Managing Client Expectations: Your Public Relations Firm Must Operate in the Open
Disclosure: Dan Keeney is a shareholder of Wal-Mart.
The outing of Wal-Mart and its public relations firm for failing to disclose the fact a seemingly independent blog was actually part of its advocacy effort has prompted plenty of holier than thou prostheletizing on the part of supposed blogging “authorities.” The peanut gallery suggests that all bloggers should disclose any ties – financial or otherwise – to the subject matter they blog about.
Okay. Not a lot of deep thinking being exhibited there.
What is being missed in the heated exchanges that have taken place is that ALL public relations programs should face a high level of disclosure. In fact it is required under the Public Relations Society of America’s Member Code of Ethics. Sure, the Code preceded the advent of blogs and probably didn’t foresee a day when consumer-generated media, but it is applicable in this discussion.
Among its provisions is “Disclosure of Information,” which states, “Open communication fosters informed decision making in a democratic society.”
This provision specifically requires that public relations practitioners “Reveal the sponsors for causes and interests represented,” and it specifically cites “Front groups: A member implements "grass roots" campaigns or letter-writing campaigns to legislators on behalf of undisclosed interest groups,” as an example of improper conduct. Another example of improper conduct is “A member deceives the public by employing people to pose as volunteers to speak at public hearings and participate in "grass roots" campaigns.”
So all the hand wringing by the blogging elite that this was a breach of “netiquette” seems to miss the point. This was a breach of basic ethics, whether the behavior was in an online environment or offline.

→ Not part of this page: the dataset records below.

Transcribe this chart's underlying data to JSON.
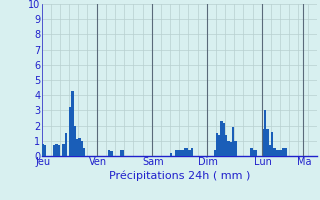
{
  "title": "Précipitations 24h ( mm )",
  "bar_color": "#1a5eb8",
  "background_color": "#d8f0f0",
  "grid_color_h": "#b8d0d0",
  "grid_color_v": "#b8d0d0",
  "day_line_color": "#5a6a7a",
  "axis_color": "#2020cc",
  "text_color": "#2020cc",
  "ylim": [
    0,
    10
  ],
  "yticks": [
    0,
    1,
    2,
    3,
    4,
    5,
    6,
    7,
    8,
    9,
    10
  ],
  "day_labels": [
    "Jeu",
    "Ven",
    "Sam",
    "Dim",
    "Lun",
    "Ma"
  ],
  "day_positions": [
    0,
    24,
    48,
    72,
    96,
    114
  ],
  "n_bars": 120,
  "values": [
    0.8,
    0.7,
    0.0,
    0.0,
    0.0,
    0.7,
    0.8,
    0.7,
    0.0,
    0.8,
    1.5,
    0.0,
    3.2,
    4.3,
    2.0,
    1.1,
    1.2,
    1.0,
    0.5,
    0.0,
    0.0,
    0.0,
    0.0,
    0.0,
    0.0,
    0.0,
    0.0,
    0.0,
    0.0,
    0.4,
    0.3,
    0.0,
    0.0,
    0.0,
    0.4,
    0.4,
    0.0,
    0.0,
    0.0,
    0.0,
    0.0,
    0.0,
    0.0,
    0.0,
    0.0,
    0.0,
    0.0,
    0.0,
    0.0,
    0.0,
    0.0,
    0.0,
    0.0,
    0.0,
    0.0,
    0.0,
    0.2,
    0.0,
    0.4,
    0.4,
    0.4,
    0.4,
    0.5,
    0.5,
    0.4,
    0.5,
    0.0,
    0.0,
    0.0,
    0.0,
    0.0,
    0.0,
    0.0,
    0.0,
    0.0,
    0.4,
    1.5,
    1.4,
    2.3,
    2.2,
    1.4,
    1.0,
    0.9,
    1.9,
    1.0,
    0.0,
    0.0,
    0.0,
    0.0,
    0.0,
    0.0,
    0.5,
    0.4,
    0.4,
    0.0,
    0.0,
    1.8,
    3.0,
    1.8,
    0.7,
    1.6,
    0.5,
    0.4,
    0.4,
    0.4,
    0.5,
    0.5,
    0.0,
    0.0,
    0.0,
    0.0,
    0.0,
    0.0,
    0.0,
    0.0,
    0.0,
    0.0,
    0.0,
    0.0,
    0.0
  ]
}
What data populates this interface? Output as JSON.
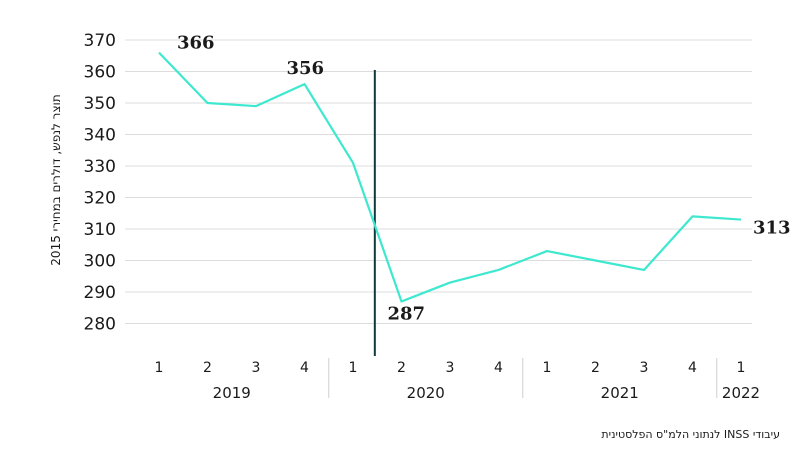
{
  "chart_data": {
    "type": "line",
    "ylabel": "תוצר לנפש, דולרים במחירי 2015",
    "ylim": [
      270,
      370
    ],
    "yticks": [
      280,
      290,
      300,
      310,
      320,
      330,
      340,
      350,
      360,
      370
    ],
    "grid": true,
    "x": [
      "1",
      "2",
      "3",
      "4",
      "1",
      "2",
      "3",
      "4",
      "1",
      "2",
      "3",
      "4",
      "1"
    ],
    "years": [
      {
        "label": "2019",
        "span": [
          0,
          3
        ]
      },
      {
        "label": "2020",
        "span": [
          4,
          7
        ]
      },
      {
        "label": "2021",
        "span": [
          8,
          11
        ]
      },
      {
        "label": "2022",
        "span": [
          12,
          12
        ]
      }
    ],
    "series": [
      {
        "values": [
          366,
          350,
          349,
          356,
          331,
          287,
          293,
          297,
          303,
          300,
          297,
          314,
          313
        ],
        "color": "#3ee8cf"
      }
    ],
    "data_labels": [
      {
        "index": 0,
        "text": "366"
      },
      {
        "index": 3,
        "text": "356"
      },
      {
        "index": 5,
        "text": "287"
      },
      {
        "index": 12,
        "text": "313"
      }
    ],
    "marker_line_after_index": 4,
    "marker_color": "#0d3b3b"
  },
  "source": "עיבודי INSS לנתוני הלמ\"ס הפלסטינית"
}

Even so, unlike the peanut gallery, I know better than to judge Wal-Mart or its agency. They made a mistake and have apologized for it. But is there a greater sinister motive that’s been uncovered? Doubtful.
What’s been uncovered is that clients and agencies have a tendency to want to execute good ideas without giving full consideration to the ethics involved.
For example, we recently had a client ask us to do a simple task in advance of their move into a new service area. To get a sense of how others already providing similar services tell their story, they asked us to contact these companies posing as a potential customer. After explaining the ethical requirement that we disclose our client, we refocused the challenge and were able to gather valuable information on their behalf.
It often comes as a surprise to clients that the sources funding letters to the editor or op-eds must be disclosed. While our firm lives by these ethical standards, we know that others do not. We also know that the appearance of independence, even when false almost always trumps the disclosure of non-independence in terms of impact and credibility.
Disclosure is ethical and good, but it makes public relations work more complicated.
The point here is that it doesn’t serve a productive purpose to beat up the people caught in one particular lapse. It’s more important to use this as a teaching moment. Encourage all clients to operate in the open and take this as an opportunity to assess whether your public relations program is living up to the ethical standards that have been established.